Mobile Webseiten

12. September 2019 Von Seo Agentur

Das responsive Webdesign ist die beliebteste Methode, um mobile Webseiten zu erstellen. Geschrieben werden diese mit einem HTML- beziehungsweise einem CSS-Code, der sich ganz automatisch an die Bildschirmgröße des Endgeräts anpasst. Empfohlen wird diese Lösung auch von Google – nicht zuletzt aufgrund der sehr geringen Kosten, der einfachen Implementierung und der recht unkomplizierten Pflege. Das responsive Webdesign kann insbesondere bei komplexen und großen Webseiten aber auch zu Fehlern in der Darstellung führen. Probleme gibt es vor allem, wenn viel Text oder große und hochauflösende Bilder verwendet werden.

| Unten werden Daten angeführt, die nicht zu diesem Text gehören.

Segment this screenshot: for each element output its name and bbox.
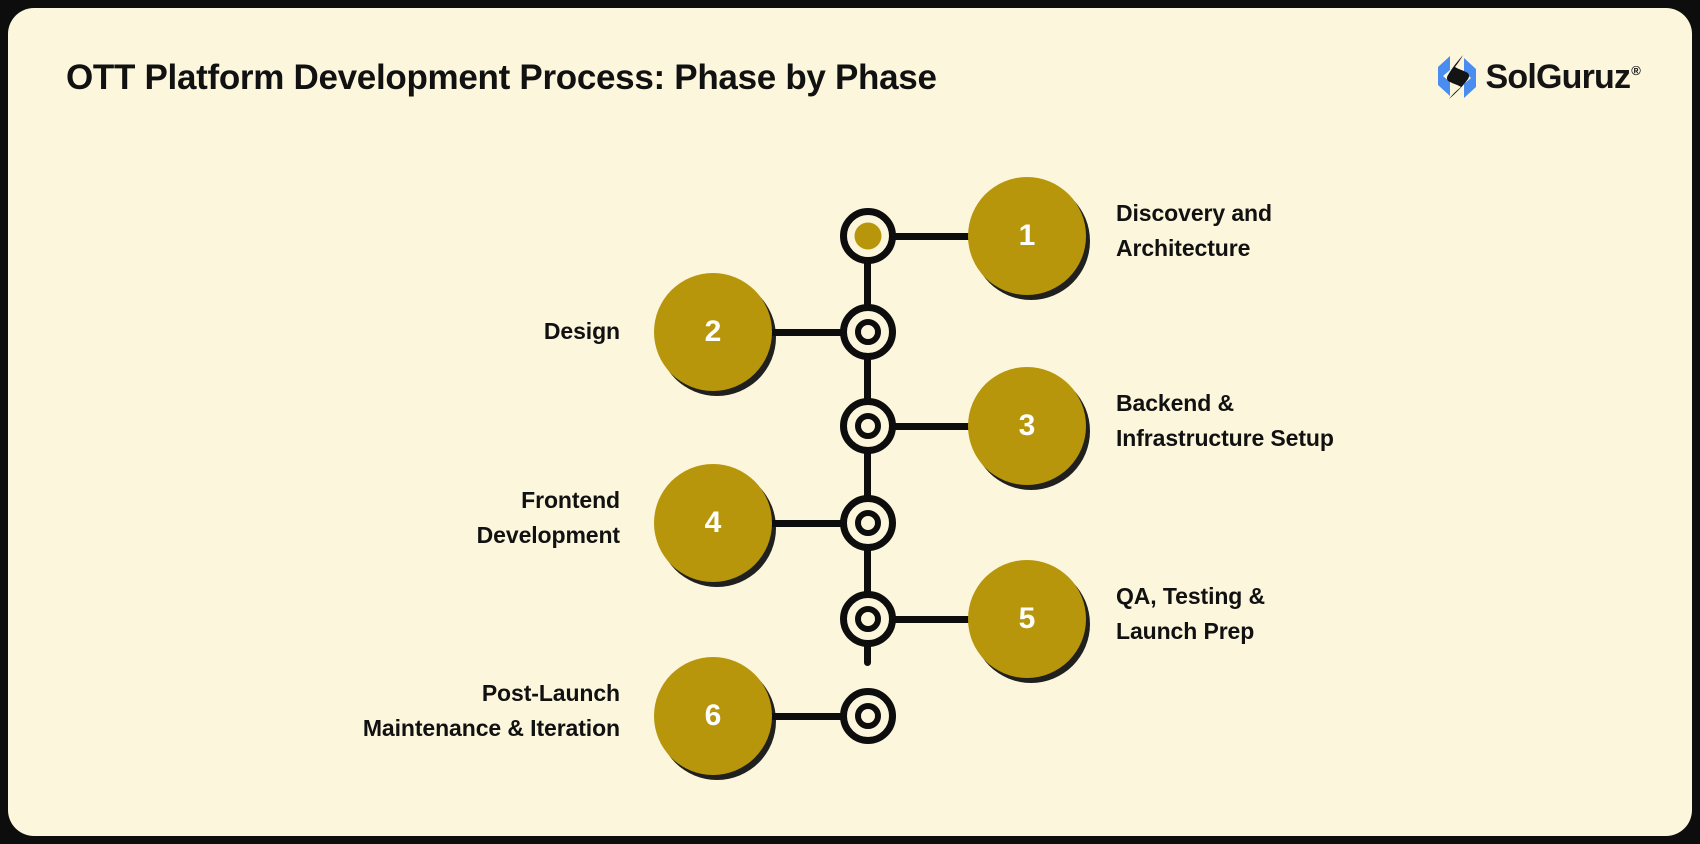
phase-caption-4: Frontend Development [188,483,620,553]
timeline-marker-dot [855,703,881,729]
caption-line: Backend & [1116,386,1546,421]
caption-line: QA, Testing & [1116,579,1516,614]
timeline-marker-1[interactable] [840,208,896,264]
connector-line [888,423,978,430]
page-title: OTT Platform Development Process: Phase … [66,58,937,98]
caption-line: Launch Prep [1116,614,1516,649]
phase-caption-6: Post-Launch Maintenance & Iteration [128,676,620,746]
phase-caption-3: Backend & Infrastructure Setup [1116,386,1546,456]
timeline-marker-5[interactable] [840,591,896,647]
caption-line: Discovery and [1116,196,1516,231]
phase-number: 2 [705,317,722,347]
phase-number: 1 [1019,221,1036,251]
caption-line: Post-Launch [128,676,620,711]
phase-bubble-2[interactable]: 2 [654,273,772,391]
phase-bubble-6[interactable]: 6 [654,657,772,775]
phase-caption-5: QA, Testing & Launch Prep [1116,579,1516,649]
phase-number: 5 [1019,604,1036,634]
process-timeline: 1 Discovery and Architecture 2 Design [8,126,1692,826]
phase-caption-1: Discovery and Architecture [1116,196,1516,266]
caption-line: Infrastructure Setup [1116,421,1546,456]
phase-caption-2: Design [208,314,620,349]
timeline-marker-2[interactable] [840,304,896,360]
caption-line: Maintenance & Iteration [128,711,620,746]
phase-number: 3 [1019,411,1036,441]
timeline-marker-dot [855,413,881,439]
caption-line: Frontend [188,483,620,518]
timeline-marker-dot [855,510,881,536]
brand-logo: SolGuruz® [1436,54,1641,100]
caption-line: Design [208,314,620,349]
caption-line: Architecture [1116,231,1516,266]
phase-number: 6 [705,701,722,731]
phase-number: 4 [705,508,722,538]
phase-bubble-3[interactable]: 3 [968,367,1086,485]
timeline-marker-dot [855,606,881,632]
phase-bubble-5[interactable]: 5 [968,560,1086,678]
infographic-card: OTT Platform Development Process: Phase … [8,8,1692,836]
phase-bubble-4[interactable]: 4 [654,464,772,582]
connector-line [888,233,978,240]
caption-line: Development [188,518,620,553]
timeline-marker-4[interactable] [840,495,896,551]
solguruz-hexagon-logo-icon [1436,54,1478,100]
registered-trademark-icon: ® [1631,63,1640,78]
connector-line [768,520,848,527]
timeline-marker-3[interactable] [840,398,896,454]
connector-line [768,713,848,720]
header: OTT Platform Development Process: Phase … [8,8,1692,128]
timeline-marker-dot [855,319,881,345]
connector-line [888,616,978,623]
timeline-marker-dot [855,223,882,250]
brand-name: SolGuruz® [1486,58,1641,97]
phase-bubble-1[interactable]: 1 [968,177,1086,295]
timeline-marker-6[interactable] [840,688,896,744]
connector-line [768,329,848,336]
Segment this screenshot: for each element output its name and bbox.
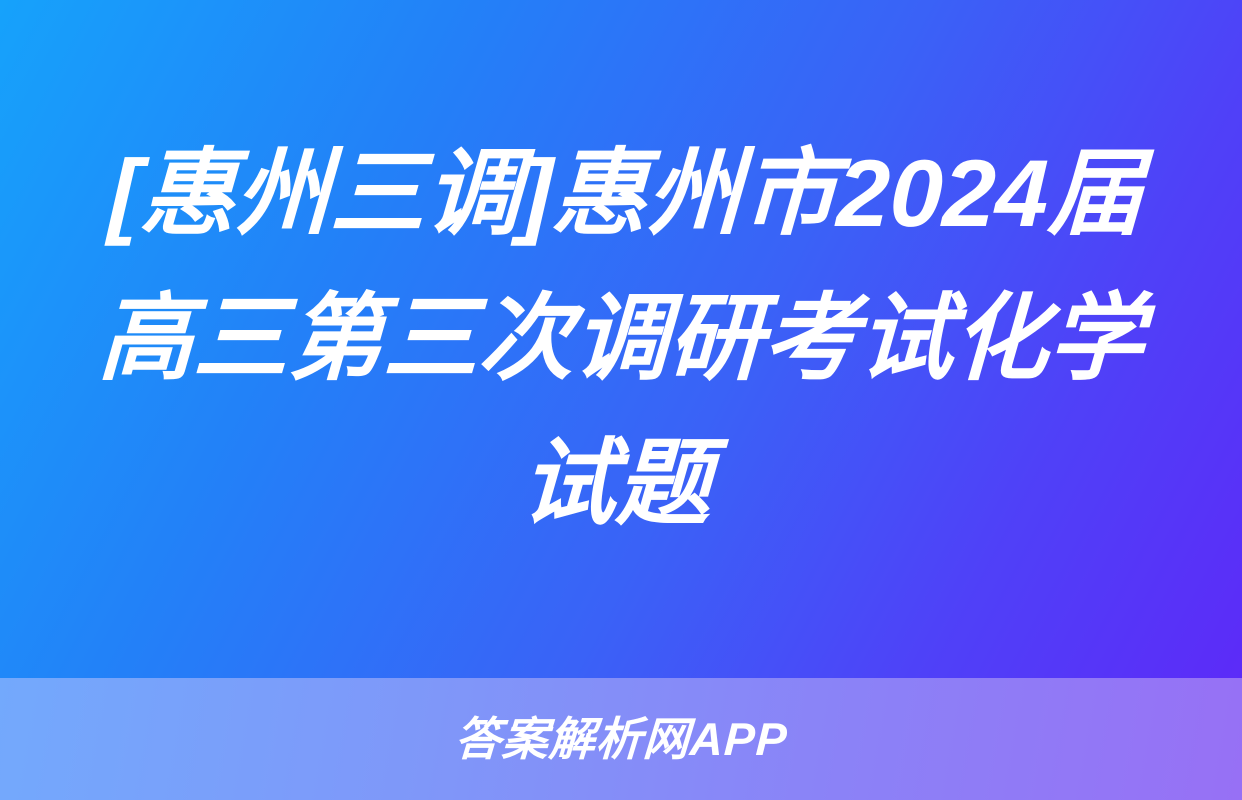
footer-banner: 答案解析网APP xyxy=(0,678,1242,800)
app-brand-label: 答案解析网APP xyxy=(453,714,788,764)
page-title: [惠州三调]惠州市2024届高三第三次调研考试化学试题 xyxy=(88,122,1153,557)
hero-banner: [惠州三调]惠州市2024届高三第三次调研考试化学试题 xyxy=(0,0,1242,678)
promo-card: [惠州三调]惠州市2024届高三第三次调研考试化学试题 答案解析网APP xyxy=(0,0,1242,800)
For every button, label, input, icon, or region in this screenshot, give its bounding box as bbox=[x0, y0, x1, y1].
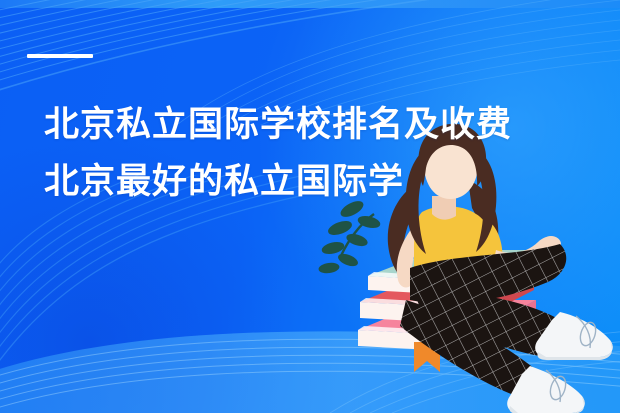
headline-line-1: 北京私立国际学校排名及收费 bbox=[44, 96, 620, 153]
headline-line-2: 北京最好的私立国际学 bbox=[44, 153, 620, 210]
headline-block: 北京私立国际学校排名及收费 北京最好的私立国际学 bbox=[44, 96, 620, 210]
divider-rule bbox=[27, 54, 93, 58]
promo-banner: 北京私立国际学校排名及收费 北京最好的私立国际学 bbox=[0, 0, 620, 413]
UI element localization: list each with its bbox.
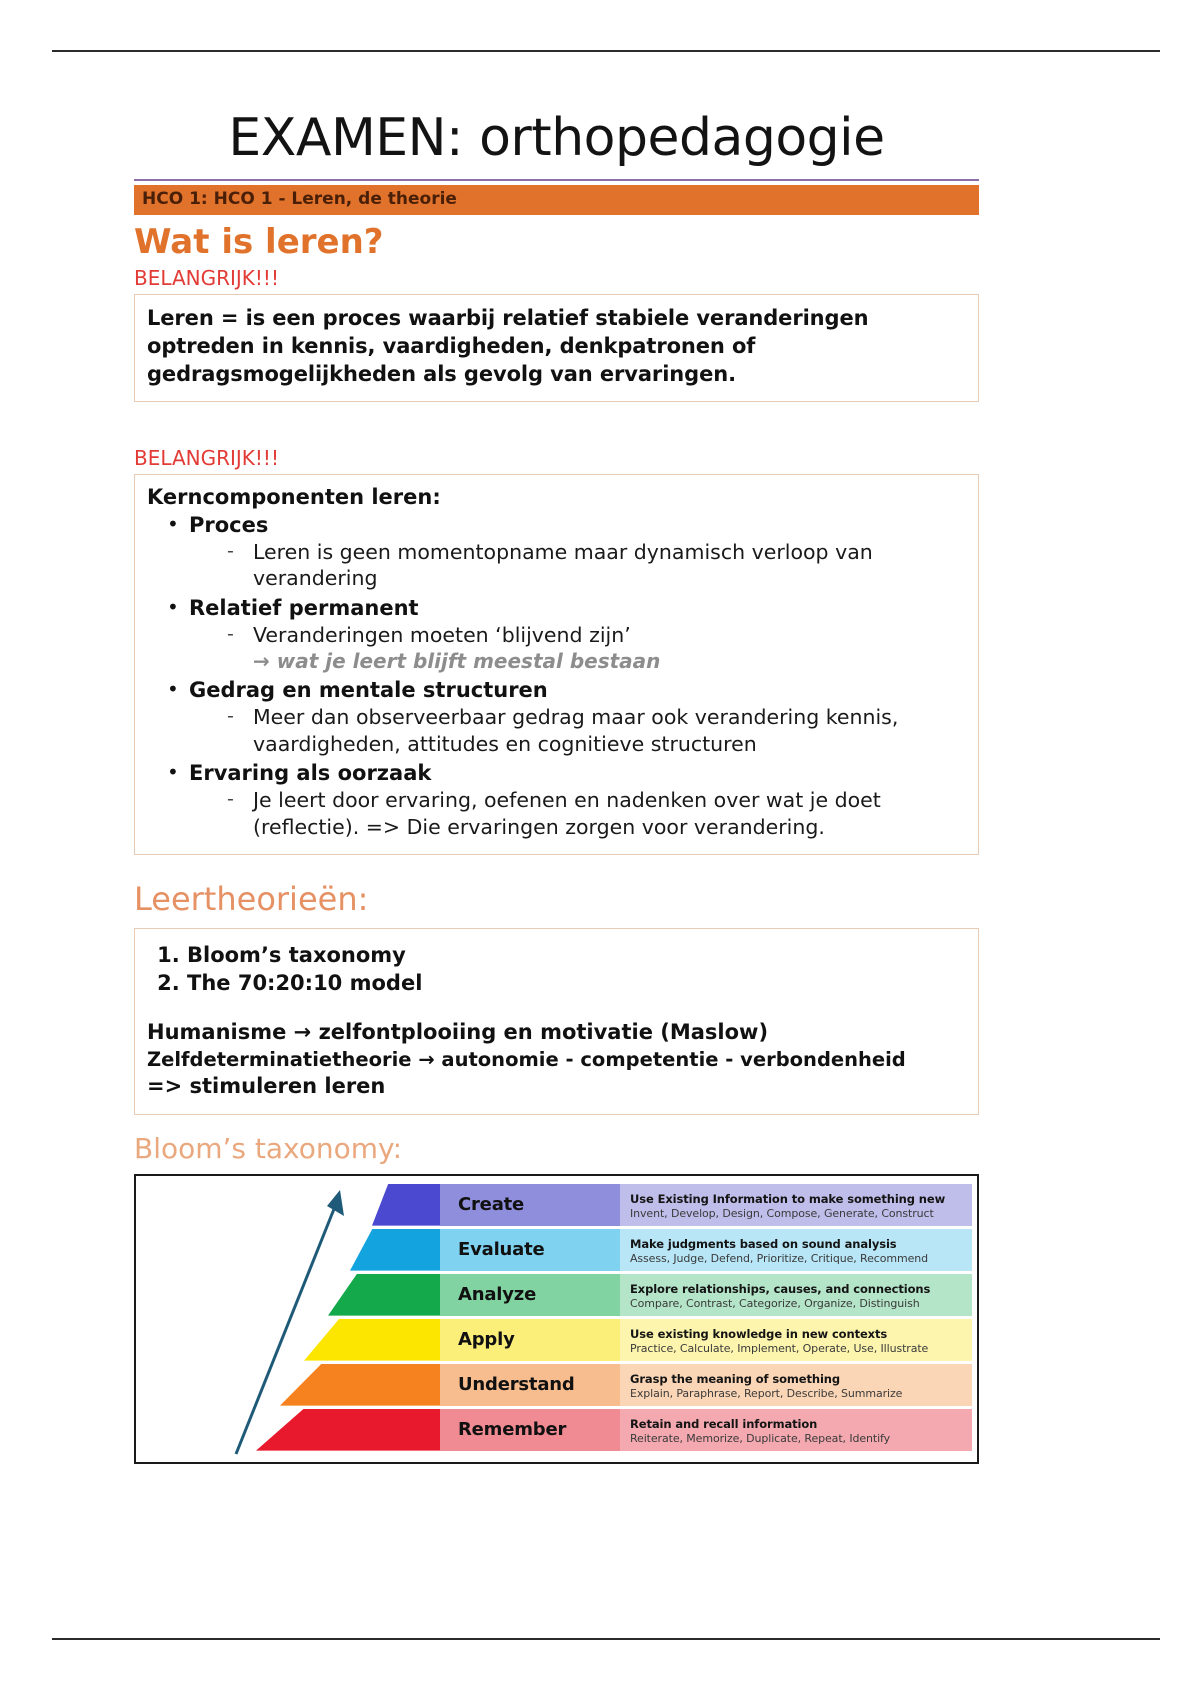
- blooms-pyramid-diagram: Create Use Existing Information to make …: [136, 1176, 977, 1462]
- dash-glyph: -: [227, 623, 234, 645]
- list-item: - Veranderingen moeten ‘blijvend zijn’ →…: [253, 622, 966, 674]
- row-face: [304, 1319, 440, 1361]
- important-label-2: BELANGRIJK!!!: [134, 446, 979, 470]
- pyramid-row-evaluate: Evaluate Make judgments based on sound a…: [350, 1229, 972, 1271]
- row-face: [256, 1409, 440, 1451]
- heading-blooms-taxonomy: Bloom’s taxonomy:: [134, 1133, 979, 1165]
- pyramid-row-analyze: Analyze Explore relationships, causes, a…: [328, 1274, 972, 1316]
- pyramid-level-desc: Use Existing Information to make somethi…: [620, 1184, 972, 1226]
- theories-extra: Humanisme → zelfontplooiing en motivatie…: [147, 1019, 966, 1100]
- list-item: Bloom’s taxonomy: [187, 941, 966, 969]
- definition-text: Leren = is een proces waarbij relatief s…: [147, 305, 966, 389]
- row-face: [328, 1274, 440, 1316]
- theory-extra-line: Zelfdeterminatietheorie → autonomie - co…: [147, 1047, 966, 1073]
- pyramid-level-description: Use Existing Information to make somethi…: [630, 1192, 972, 1206]
- core-components-box: Kerncomponenten leren: • Proces - Leren …: [134, 474, 979, 855]
- pyramid-level-verbs: Compare, Contrast, Categorize, Organize,…: [630, 1297, 972, 1311]
- pyramid-level-verbs: Assess, Judge, Defend, Prioritize, Criti…: [630, 1252, 972, 1266]
- list-item: - Je leert door ervaring, oefenen en nad…: [253, 787, 966, 839]
- pyramid-level-desc: Explore relationships, causes, and conne…: [620, 1274, 972, 1316]
- pyramid-level-label: Remember: [440, 1409, 620, 1451]
- theories-list: Bloom’s taxonomy The 70:20:10 model: [147, 941, 966, 998]
- dash-glyph: -: [227, 788, 234, 810]
- pyramid-level-desc: Grasp the meaning of something Explain, …: [620, 1364, 972, 1406]
- theory-extra-line: => stimuleren leren: [147, 1073, 966, 1101]
- row-face: [372, 1184, 440, 1226]
- row-face: [350, 1229, 440, 1271]
- list-item: • Proces - Leren is geen momentopname ma…: [189, 511, 966, 592]
- list-item: - Leren is geen momentopname maar dynami…: [253, 539, 966, 591]
- section-chip: HCO 1: HCO 1 - Leren, de theorie: [134, 185, 979, 215]
- pyramid-level-description: Retain and recall information: [630, 1417, 972, 1431]
- core-item-label: Gedrag en mentale structuren: [189, 678, 548, 702]
- pyramid-level-verbs: Reiterate, Memorize, Duplicate, Repeat, …: [630, 1432, 972, 1446]
- heading-leertheorieen: Leertheorieën:: [134, 881, 979, 918]
- bullet-glyph: •: [167, 759, 179, 786]
- core-item-label: Proces: [189, 513, 268, 537]
- pyramid-level-verbs: Explain, Paraphrase, Report, Describe, S…: [630, 1387, 972, 1401]
- blooms-taxonomy-figure: Create Use Existing Information to make …: [134, 1174, 979, 1464]
- pyramid-level-description: Make judgments based on sound analysis: [630, 1237, 972, 1251]
- list-item: The 70:20:10 model: [187, 969, 966, 997]
- pyramid-level-label: Create: [440, 1184, 620, 1226]
- core-item-sublist: - Je leert door ervaring, oefenen en nad…: [189, 787, 966, 839]
- pyramid-row-understand: Understand Grasp the meaning of somethin…: [280, 1364, 972, 1406]
- list-item: • Gedrag en mentale structuren - Meer da…: [189, 676, 966, 757]
- document-content: EXAMEN: orthopedagogie HCO 1: HCO 1 - Le…: [134, 110, 979, 1464]
- core-components-list: • Proces - Leren is geen momentopname ma…: [147, 511, 966, 840]
- pyramid-level-label: Analyze: [440, 1274, 620, 1316]
- core-subitem-text: Je leert door ervaring, oefenen en naden…: [253, 788, 881, 838]
- pyramid-row-remember: Remember Retain and recall information R…: [256, 1409, 972, 1451]
- bullet-glyph: •: [167, 511, 179, 538]
- pyramid-level-verbs: Invent, Develop, Design, Compose, Genera…: [630, 1207, 972, 1221]
- dash-glyph: -: [227, 540, 234, 562]
- core-subitem-text: Leren is geen momentopname maar dynamisc…: [253, 540, 873, 590]
- dash-glyph: -: [227, 705, 234, 727]
- pyramid-level-description: Grasp the meaning of something: [630, 1372, 972, 1386]
- pyramid-level-verbs: Practice, Calculate, Implement, Operate,…: [630, 1342, 972, 1356]
- core-components-title: Kerncomponenten leren:: [147, 485, 966, 509]
- pyramid-level-label: Evaluate: [440, 1229, 620, 1271]
- heading-wat-is-leren: Wat is leren?: [134, 223, 979, 262]
- bullet-glyph: •: [167, 676, 179, 703]
- pyramid-row-create: Create Use Existing Information to make …: [372, 1184, 972, 1226]
- bullet-glyph: •: [167, 594, 179, 621]
- definition-box: Leren = is een proces waarbij relatief s…: [134, 294, 979, 402]
- pyramid-level-description: Use existing knowledge in new contexts: [630, 1327, 972, 1341]
- core-subitem-text: Meer dan observeerbaar gedrag maar ook v…: [253, 705, 898, 755]
- pyramid-level-label: Understand: [440, 1364, 620, 1406]
- title-divider: [134, 179, 979, 181]
- list-item: • Ervaring als oorzaak - Je leert door e…: [189, 759, 966, 840]
- core-item-sublist: - Meer dan observeerbaar gedrag maar ook…: [189, 704, 966, 756]
- theories-box: Bloom’s taxonomy The 70:20:10 model Huma…: [134, 928, 979, 1116]
- core-item-label: Ervaring als oorzaak: [189, 761, 431, 785]
- theory-extra-line: Humanisme → zelfontplooiing en motivatie…: [147, 1019, 966, 1047]
- core-subitem-note: → wat je leert blijft meestal bestaan: [253, 648, 966, 674]
- pyramid-level-desc: Use existing knowledge in new contexts P…: [620, 1319, 972, 1361]
- spacer: [134, 402, 979, 442]
- row-face: [280, 1364, 440, 1406]
- core-item-sublist: - Leren is geen momentopname maar dynami…: [189, 539, 966, 591]
- list-item: • Relatief permanent - Veranderingen moe…: [189, 594, 966, 675]
- important-label-1: BELANGRIJK!!!: [134, 266, 979, 290]
- core-subitem-text: Veranderingen moeten ‘blijvend zijn’: [253, 623, 631, 647]
- page-title: EXAMEN: orthopedagogie: [134, 110, 979, 167]
- pyramid-level-desc: Make judgments based on sound analysis A…: [620, 1229, 972, 1271]
- pyramid-level-desc: Retain and recall information Reiterate,…: [620, 1409, 972, 1451]
- list-item: - Meer dan observeerbaar gedrag maar ook…: [253, 704, 966, 756]
- page-rule-top: [52, 50, 1160, 52]
- pyramid-level-label: Apply: [440, 1319, 620, 1361]
- pyramid-level-description: Explore relationships, causes, and conne…: [630, 1282, 972, 1296]
- pyramid-row-apply: Apply Use existing knowledge in new cont…: [304, 1319, 972, 1361]
- page-rule-bottom: [52, 1638, 1160, 1640]
- core-item-sublist: - Veranderingen moeten ‘blijvend zijn’ →…: [189, 622, 966, 674]
- pyramid-rows: Create Use Existing Information to make …: [240, 1184, 972, 1458]
- core-item-label: Relatief permanent: [189, 596, 419, 620]
- document-page: EXAMEN: orthopedagogie HCO 1: HCO 1 - Le…: [0, 0, 1200, 1700]
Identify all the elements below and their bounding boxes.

Das Dynamic Serving wird auch Adaptiv Design genannt. Hierbei handelt es sich um eine etwas kompliziertere Lösung, da zwei oder gleich mehrere verschiedene Versionen einer Website auf dem Server gespeichert werden müssen. Je nachdem, welches Endgerät der User nutzt, wird dann die entsprechende Version geladen. Wichtig zu wissen ist allerdings, dass die Identifizierung der Geräte nicht immer ohne Fehler abläuft – insbesondere, wenn ein Gerät genutzt wird, das erst neu auf dem Markt ist.

Haben die Desktopversion und die Mobileversion zwei unterschiedliche Zielsetzungen, kann der Einsatz von Separate Webseiten sinnvoll sein. Hier wird vor das „www“ ein „m.“ oder ein „.mobi“ am Ende platziert. Ohne die Verwendung eines Cononical-Tags kann es hier allerdings zu Duplicate Content kommen.

Die letzte Möglichkeit sind sogenannte Applikations, die besser als „Apps“ bekannt sind. Passen sie zu Unternehmensprofil, sind sie vor allem für Unternehmen interessant. Ist die App einmal auf dem mobilen Endgerät installiert, kann das Verhalten der Nutzer genau getrackt werden. Darüber hinaus ist es leichter, Daten über die Verbreitung der App zu sammeln – ebenso wie die geografischen Daten und die Konversionen, die über die App ablaufen.